Wednesday, March 05, 2014

"Young Money" by Kevin Roose

Young Money by Kevin Roose was an interesting and very fast read about junior investment bankers working on Wall Street. The book chronicled under assumed names the early in career lives of eight different people and, while the approach seemed to diminish the amount of narrative throughout, there were fascinating stories told of these workers at heavyweight financial firms like Goldman Sachs and J.P. Morgan.

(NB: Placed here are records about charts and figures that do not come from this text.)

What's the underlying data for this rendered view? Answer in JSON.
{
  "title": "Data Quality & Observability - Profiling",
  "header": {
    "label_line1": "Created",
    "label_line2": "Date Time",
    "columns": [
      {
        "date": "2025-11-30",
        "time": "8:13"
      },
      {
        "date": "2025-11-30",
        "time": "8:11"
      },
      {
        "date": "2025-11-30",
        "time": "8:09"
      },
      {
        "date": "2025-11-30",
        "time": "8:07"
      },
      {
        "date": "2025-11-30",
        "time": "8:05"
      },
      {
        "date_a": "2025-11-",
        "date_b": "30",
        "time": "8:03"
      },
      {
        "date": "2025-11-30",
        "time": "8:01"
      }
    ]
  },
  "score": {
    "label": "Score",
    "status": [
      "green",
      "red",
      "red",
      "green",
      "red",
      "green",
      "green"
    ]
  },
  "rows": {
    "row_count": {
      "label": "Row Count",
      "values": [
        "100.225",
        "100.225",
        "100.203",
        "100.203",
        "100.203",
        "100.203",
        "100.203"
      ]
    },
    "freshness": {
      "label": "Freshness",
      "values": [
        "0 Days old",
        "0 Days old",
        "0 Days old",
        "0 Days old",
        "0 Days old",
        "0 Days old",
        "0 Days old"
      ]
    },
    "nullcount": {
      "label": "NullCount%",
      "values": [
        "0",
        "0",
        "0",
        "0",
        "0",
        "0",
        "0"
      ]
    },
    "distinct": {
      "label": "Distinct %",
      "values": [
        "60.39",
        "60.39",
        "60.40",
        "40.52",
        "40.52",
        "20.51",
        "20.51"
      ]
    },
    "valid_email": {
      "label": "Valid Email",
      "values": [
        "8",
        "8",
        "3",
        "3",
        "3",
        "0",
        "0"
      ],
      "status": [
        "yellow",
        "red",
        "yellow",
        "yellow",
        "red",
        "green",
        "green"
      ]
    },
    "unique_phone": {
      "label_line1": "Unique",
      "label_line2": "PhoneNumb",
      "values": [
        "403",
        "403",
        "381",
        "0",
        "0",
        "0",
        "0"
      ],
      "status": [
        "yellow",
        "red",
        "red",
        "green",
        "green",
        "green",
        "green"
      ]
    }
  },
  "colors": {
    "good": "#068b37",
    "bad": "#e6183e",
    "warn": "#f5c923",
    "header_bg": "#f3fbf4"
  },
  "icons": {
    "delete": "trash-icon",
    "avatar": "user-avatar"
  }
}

The jobs embarked on were difficult to get with the top Wall Street firms recruiting top-level students from elite colleges and most of the positions two-year programs that people work as analysts and those wanting to stay in banking either getting hired as an associate at that firm or take what's viewed as the ideal next step in investment banking with a job at a leading hedge fund or private equity firm. Roose details in the book how these positions are also pitched and viewed by many as a sort of way-station stop, with many people spending the two years in investment banking and then making a decision to either remain in the field or leave, with now more than ever there being opportunities to take the experience and move into technology start-ups.

In terms of the two-year investment banking analyst roles, Roose notes how annual salaries out of college typically around $70K, with a bonus of anywhere from $20-70K on top of that. He also covers how as a junior analyst, you're on call for whatever associates or executives want you to do for oftentimes 100 hour work weeks with the deliverable typically large Excel spreadsheet (incredibly to me as it seems there would be a better tool to use) models about company valuations and what might happen if a particular mergers or acquisition were to occur through that particular investment bank.

It's an interesting book and one thing I found noteworthy was the categorization of investment banking and finance as falling under the category of work not necessarily creating anything. Not that everyone in a position to get a fulfilling job where they create, but it's an interesting thing to think about. Related to this, I found compelling in the book mention of 2012 Yale graduate and writer Marina Keegan and an essay she wrote for the campus news magazine about working in investment banking, with her then adapting the essay into "The Science and Strategy of College Recruiting" for the New York Times website. Roose at the end of the epilogue dedicates his book to the memory of Keegan, who died in a car accident a week after graduating Yale and had her essay "The Opposite of Loneliness" for the Yale Daily News distributed at commencement.